Let G(x) = 1/(1 - x)^2 = Σ_{i=0}^∞ g(i)x^i, where |x| < 1. What is g(i)?
2005
Let G(x) = 1/(1 - x)^2 = Σ_{i=0}^∞ g(i)x^i, where |x| < 1. What is g(i)?
- A.
i
- B.
i+1
- C.
2i
- D.
2^i
Show answer & explanation
Correct answer: B
Key idea: use the geometric series and differentiate.

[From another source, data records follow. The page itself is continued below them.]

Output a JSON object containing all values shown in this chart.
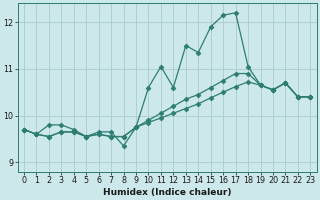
{
  "xlabel": "Humidex (Indice chaleur)",
  "xlim": [
    -0.5,
    23.5
  ],
  "ylim": [
    8.8,
    12.4
  ],
  "yticks": [
    9,
    10,
    11,
    12
  ],
  "xticks": [
    0,
    1,
    2,
    3,
    4,
    5,
    6,
    7,
    8,
    9,
    10,
    11,
    12,
    13,
    14,
    15,
    16,
    17,
    18,
    19,
    20,
    21,
    22,
    23
  ],
  "bg_color": "#cce8ea",
  "grid_color": "#b0cfd2",
  "line_color": "#2e7d72",
  "series_main": [
    9.7,
    9.6,
    9.8,
    9.8,
    9.7,
    9.55,
    9.65,
    9.65,
    9.35,
    9.75,
    10.6,
    11.05,
    10.6,
    11.5,
    11.35,
    11.9,
    12.15,
    12.2,
    11.05,
    10.65,
    10.55,
    10.7,
    10.4,
    10.4
  ],
  "series_reg1": [
    9.7,
    9.6,
    9.55,
    9.65,
    9.65,
    9.55,
    9.6,
    9.55,
    9.55,
    9.75,
    9.9,
    10.05,
    10.2,
    10.35,
    10.45,
    10.6,
    10.75,
    10.9,
    10.9,
    10.65,
    10.55,
    10.7,
    10.4,
    10.4
  ],
  "series_reg2": [
    9.7,
    9.6,
    9.55,
    9.65,
    9.65,
    9.55,
    9.6,
    9.55,
    9.55,
    9.75,
    9.85,
    9.95,
    10.05,
    10.15,
    10.25,
    10.38,
    10.5,
    10.62,
    10.72,
    10.65,
    10.55,
    10.7,
    10.4,
    10.4
  ],
  "marker": "D",
  "markersize": 2.5,
  "linewidth": 0.9
}
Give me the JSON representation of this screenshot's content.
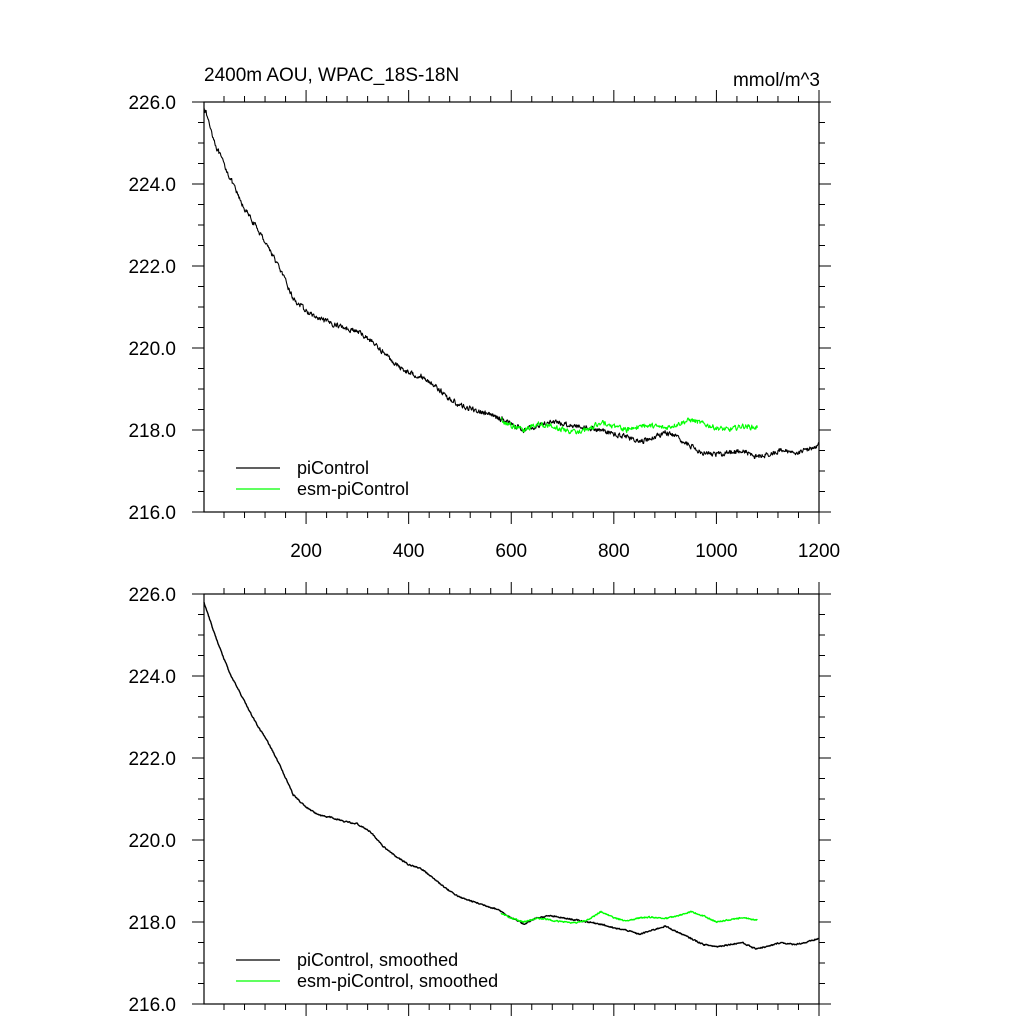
{
  "header": {
    "title": "2400m AOU, WPAC_18S-18N",
    "units": "mmol/m^3"
  },
  "colors": {
    "piControl": "#000000",
    "esm_piControl": "#00ff00"
  },
  "chart_data": [
    {
      "type": "line",
      "panel": "top",
      "title": "2400m AOU, WPAC_18S-18N",
      "units": "mmol/m^3",
      "xlabel": "",
      "ylabel": "",
      "xlim": [
        1,
        1200
      ],
      "ylim": [
        216.0,
        226.0
      ],
      "xticks": [
        "200",
        "400",
        "600",
        "800",
        "1000",
        "1200"
      ],
      "yticks": [
        "216.0",
        "218.0",
        "220.0",
        "222.0",
        "224.0",
        "226.0"
      ],
      "legend_position": "bottom-left",
      "series": [
        {
          "name": "piControl",
          "color": "#000000",
          "x": [
            1,
            25,
            50,
            75,
            100,
            125,
            150,
            175,
            200,
            225,
            250,
            275,
            300,
            325,
            350,
            375,
            400,
            425,
            450,
            475,
            500,
            525,
            550,
            575,
            600,
            625,
            650,
            675,
            700,
            725,
            750,
            775,
            800,
            825,
            850,
            875,
            900,
            925,
            950,
            975,
            1000,
            1025,
            1050,
            1075,
            1100,
            1125,
            1150,
            1175,
            1200
          ],
          "y": [
            225.9,
            224.9,
            224.2,
            223.5,
            223.0,
            222.5,
            221.9,
            221.2,
            220.9,
            220.7,
            220.6,
            220.5,
            220.4,
            220.2,
            219.9,
            219.6,
            219.4,
            219.3,
            219.1,
            218.8,
            218.6,
            218.5,
            218.4,
            218.3,
            218.15,
            218.0,
            218.1,
            218.2,
            218.15,
            218.1,
            218.05,
            218.0,
            217.9,
            217.85,
            217.7,
            217.8,
            217.95,
            217.8,
            217.6,
            217.45,
            217.4,
            217.45,
            217.5,
            217.35,
            217.4,
            217.5,
            217.45,
            217.5,
            217.65
          ],
          "noise": 0.09
        },
        {
          "name": "esm-piControl",
          "color": "#00ff00",
          "x": [
            580,
            600,
            625,
            650,
            675,
            700,
            725,
            750,
            775,
            800,
            825,
            850,
            875,
            900,
            925,
            950,
            975,
            1000,
            1025,
            1050,
            1080
          ],
          "y": [
            218.25,
            218.1,
            218.0,
            218.15,
            218.1,
            218.0,
            217.95,
            218.0,
            218.2,
            218.1,
            218.0,
            218.1,
            218.1,
            218.05,
            218.15,
            218.25,
            218.15,
            218.05,
            218.0,
            218.1,
            218.05
          ],
          "noise": 0.09
        }
      ]
    },
    {
      "type": "line",
      "panel": "bottom",
      "title": "",
      "xlabel": "",
      "ylabel": "",
      "xlim": [
        1,
        1200
      ],
      "ylim": [
        216.0,
        226.0
      ],
      "xticks": [],
      "yticks": [
        "216.0",
        "218.0",
        "220.0",
        "222.0",
        "224.0",
        "226.0"
      ],
      "legend_position": "bottom-left",
      "series": [
        {
          "name": "piControl, smoothed",
          "color": "#000000",
          "x": [
            1,
            25,
            50,
            75,
            100,
            125,
            150,
            175,
            200,
            225,
            250,
            275,
            300,
            325,
            350,
            375,
            400,
            425,
            450,
            475,
            500,
            525,
            550,
            575,
            600,
            625,
            650,
            675,
            700,
            725,
            750,
            775,
            800,
            825,
            850,
            875,
            900,
            925,
            950,
            975,
            1000,
            1025,
            1050,
            1075,
            1100,
            1125,
            1150,
            1175,
            1200
          ],
          "y": [
            225.8,
            224.9,
            224.1,
            223.5,
            222.9,
            222.4,
            221.8,
            221.1,
            220.8,
            220.6,
            220.55,
            220.45,
            220.4,
            220.2,
            219.85,
            219.6,
            219.4,
            219.3,
            219.05,
            218.8,
            218.6,
            218.5,
            218.4,
            218.3,
            218.1,
            217.95,
            218.1,
            218.15,
            218.1,
            218.05,
            218.0,
            217.95,
            217.85,
            217.8,
            217.7,
            217.8,
            217.9,
            217.75,
            217.6,
            217.45,
            217.4,
            217.45,
            217.5,
            217.35,
            217.4,
            217.5,
            217.45,
            217.5,
            217.6
          ],
          "noise": 0.025
        },
        {
          "name": "esm-piControl, smoothed",
          "color": "#00ff00",
          "x": [
            580,
            600,
            625,
            650,
            675,
            700,
            725,
            750,
            775,
            800,
            825,
            850,
            875,
            900,
            925,
            950,
            975,
            1000,
            1025,
            1050,
            1080
          ],
          "y": [
            218.2,
            218.1,
            218.0,
            218.1,
            218.05,
            218.0,
            217.98,
            218.05,
            218.25,
            218.1,
            218.02,
            218.1,
            218.12,
            218.08,
            218.15,
            218.25,
            218.15,
            218.0,
            218.05,
            218.1,
            218.05
          ],
          "noise": 0.025
        }
      ]
    }
  ]
}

Start from the geometric series valid for |x| < 1:
1/(1 - x) = ∑_{n=0}^∞ x^n.
Differentiate both sides with respect to x:
d/dx [1/(1 - x)] = d/dx [∑_{n=0}^∞ x^n].
The left-hand side becomes 1/(1 - x)^2. The right-hand side becomes ∑_{n=1}^∞ n x^{n-1}, which after reindexing (set i = n - 1) gives ∑_{i=0}^∞ (i + 1) x^i.
Therefore 1/(1 - x)^2 = ∑_{i=0}^∞ (i + 1) x^i, so the coefficient g(i) = i + 1.
Example: g(0) = 1, g(1) = 2, g(2) = 3.